Fubini theorem for infinite sum Terence Tao I just have a question below. I don't understand why we need this proof below ? By assumption we know that the we have that $\Sigma_{(n,m) \in \mathbb{N}\times\mathbb{N}} f(n,m)$ is absolutely convergent. This tells us that any rearrangements of the sequence above is also absolutely convergent. Don't we get the proof right away ? 

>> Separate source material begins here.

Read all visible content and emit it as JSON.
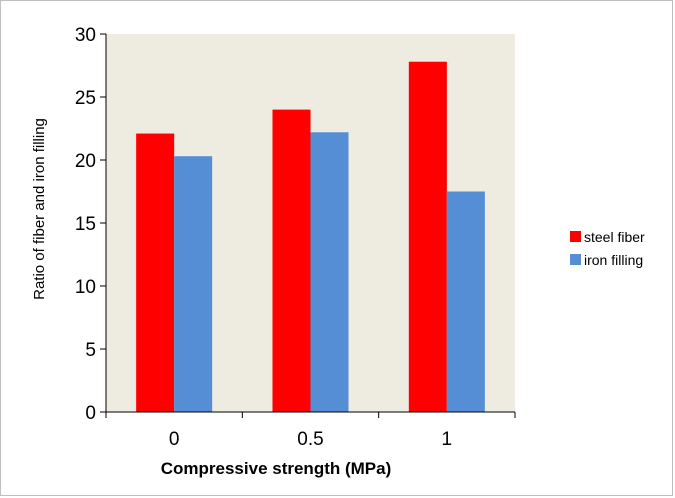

 A: In the corresponding theorem for a single sum, you are somewhat limited in the "types" of rearrangements you can do.  Specifically, a rearrangement of a single sum is required to reach each term in the original sum within a finite number of steps.  For instance, it would be invalid application of the corresponding theorem for a single sum $\sum_{n=1}^\infty a_n$ to write it as $$\sum_{n=0}^\infty a_{2n+1} + \sum_{n=0}^\infty a_{4n+2} + \sum_{n=0}^\infty a_{8n+4} + \cdots$$
since such a rearrangement has infinitely many terms before it even reaches, e.g. $a_2$, and then doubly-infinitely many terms before it reaches $a_{12}$.  This, however, is exactly the type of rearrangement that Fubini's theorem allows us to use.
In this way, we can realize Fubini's theorem for sums as just a natural expansion of the types of rearrangements allowed for single sums, but we still need to prove that such an expansion of the previous theorem is valid.  It doesn't merely follow from that previous theorem.